It would be possible to visit Memphis without going to Graceland, but that would be silly.
It’s a short drive out of downtown, out I-240 and then on to Elvis Presley Boulevard. I am not making this up; in fact, I think it was named that while he actually lived there. On our way there, we listened to Paul Simon’s “Graceland”… ’cause, well, it was just necessary.
We bought the Platinum Tour tickets, and fortunately got both the AAA discount as well as the student discount for Dave’s ticket (he’s still a UofI student until mid-August!). It’s not cheap, but we were expecting that.
The first thing we did was board the shuttle bus to take us to Graceland Mansion for the mansion tour. When boarding, we were given our audio tour headphones. The entire tour is self-guided via audio tour, so you can basically go at a pace convenient to you. It’s nice to not have to be bunched up with the entire group the whole time.
When we had dinner with our friend the night before, she commented that the charming thing about Graceland Mansion is that you could actually picture people people living in it. She was totally right. Although it’s ridiculously tacky in that over-the-top, I’ve-got-more-money-than-I-know-how-to-spend way, it’s still a relatively human-sized home with relatively normal furnishings. (The best contrast is Hearst Castle, in which it’s really hard to imagine people actually spending time, much less in comfort.)
The tour of the Mansion is very informative, and gives visitors a good sense of the life and career of Elvis Presley. We enjoyed it immensely.
The end of the tour took us to the “Meditation Garden” in which Elvis, his parents, and his grandmother are buried. The audio tour and the crowds didn’t leave much opportunity for meditation, but it was touching in its own way.
We boarded the shuttle and returned to the Visitor’s Center. The Platinum Tour included tickets to some of the additional exhibits. We started with the car tour (which was mercifully air conditioned), where we were able to see a dozen or so of the flashy cars that Elvis had owned at various points in his career. It also included motorcycles and other more recreational vehicles (such as the golf carts he and his buddies used to race around the back yard of the mansion).
Then we headed over to the tarmac and visited Elvis’ two custom airplanes. The Lisa Marie is the larger of the two, and was used by Elvis when he was on tour. It included a blue suede bedroom for the King. The other was primarily for Elvis’ advance team, and featured an interior decor of bright lemon and lime colors.
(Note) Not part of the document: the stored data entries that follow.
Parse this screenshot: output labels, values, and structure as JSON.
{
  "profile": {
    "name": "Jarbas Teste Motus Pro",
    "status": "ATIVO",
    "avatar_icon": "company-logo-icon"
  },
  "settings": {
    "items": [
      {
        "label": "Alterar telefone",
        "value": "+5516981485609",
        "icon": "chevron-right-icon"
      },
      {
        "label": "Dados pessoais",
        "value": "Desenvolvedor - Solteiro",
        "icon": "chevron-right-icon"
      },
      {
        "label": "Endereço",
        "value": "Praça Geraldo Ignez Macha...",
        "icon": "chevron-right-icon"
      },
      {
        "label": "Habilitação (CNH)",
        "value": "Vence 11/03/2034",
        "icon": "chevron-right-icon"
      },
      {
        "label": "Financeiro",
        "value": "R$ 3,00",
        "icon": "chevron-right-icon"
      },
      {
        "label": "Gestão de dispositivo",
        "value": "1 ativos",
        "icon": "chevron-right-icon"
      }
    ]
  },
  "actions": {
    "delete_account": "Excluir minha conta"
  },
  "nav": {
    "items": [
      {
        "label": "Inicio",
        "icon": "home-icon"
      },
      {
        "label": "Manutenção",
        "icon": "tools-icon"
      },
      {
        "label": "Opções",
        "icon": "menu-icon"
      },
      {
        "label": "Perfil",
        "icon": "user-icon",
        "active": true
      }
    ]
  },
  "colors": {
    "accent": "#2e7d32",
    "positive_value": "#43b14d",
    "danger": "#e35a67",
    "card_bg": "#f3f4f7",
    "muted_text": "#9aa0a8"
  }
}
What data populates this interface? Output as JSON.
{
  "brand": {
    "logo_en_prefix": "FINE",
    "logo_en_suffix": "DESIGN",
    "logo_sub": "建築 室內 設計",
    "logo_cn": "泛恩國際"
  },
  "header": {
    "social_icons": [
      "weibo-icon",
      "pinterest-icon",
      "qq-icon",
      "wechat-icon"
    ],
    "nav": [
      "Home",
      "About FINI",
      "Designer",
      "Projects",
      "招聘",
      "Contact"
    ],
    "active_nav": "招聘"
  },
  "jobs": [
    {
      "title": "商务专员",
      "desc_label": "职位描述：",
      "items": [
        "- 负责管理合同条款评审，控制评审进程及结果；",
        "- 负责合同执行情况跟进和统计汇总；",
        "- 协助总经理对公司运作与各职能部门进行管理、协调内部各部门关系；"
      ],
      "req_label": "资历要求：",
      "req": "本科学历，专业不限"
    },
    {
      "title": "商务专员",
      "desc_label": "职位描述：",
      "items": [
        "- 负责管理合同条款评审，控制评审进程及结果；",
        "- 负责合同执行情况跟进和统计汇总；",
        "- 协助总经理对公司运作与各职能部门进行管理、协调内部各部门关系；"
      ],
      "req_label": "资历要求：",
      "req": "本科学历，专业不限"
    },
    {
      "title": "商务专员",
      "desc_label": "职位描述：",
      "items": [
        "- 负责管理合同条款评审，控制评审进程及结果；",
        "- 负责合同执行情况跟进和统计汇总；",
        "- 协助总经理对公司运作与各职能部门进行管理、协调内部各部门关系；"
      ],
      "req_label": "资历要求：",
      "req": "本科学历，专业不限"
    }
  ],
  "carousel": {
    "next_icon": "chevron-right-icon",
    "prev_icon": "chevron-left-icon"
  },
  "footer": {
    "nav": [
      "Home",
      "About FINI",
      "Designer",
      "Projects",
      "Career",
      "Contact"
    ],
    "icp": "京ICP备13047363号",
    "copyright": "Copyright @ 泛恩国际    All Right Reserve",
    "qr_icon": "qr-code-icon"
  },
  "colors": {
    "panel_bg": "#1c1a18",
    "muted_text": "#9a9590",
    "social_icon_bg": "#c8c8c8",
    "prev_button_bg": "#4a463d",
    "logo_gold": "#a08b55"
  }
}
We were starting to tire of the Disneyesque atmosphere and the myriad gift shops (all of which miraculously managed to have different merchandise), but we soldiered on and visited one more exhibit, which was actually quite interesting. It was an exhibit called “Elvis! His Groundbreaking, Hip-Shaking, Newsmaking Story”, developed by the Newseum in Washington DC. It focused on the various ways in which Elvis interacted with, and was covered by, the media. It was worthwhile.
We spent several hours there and could certainly have seen more if we’d had the inclination. Definitely a worthwhile trip.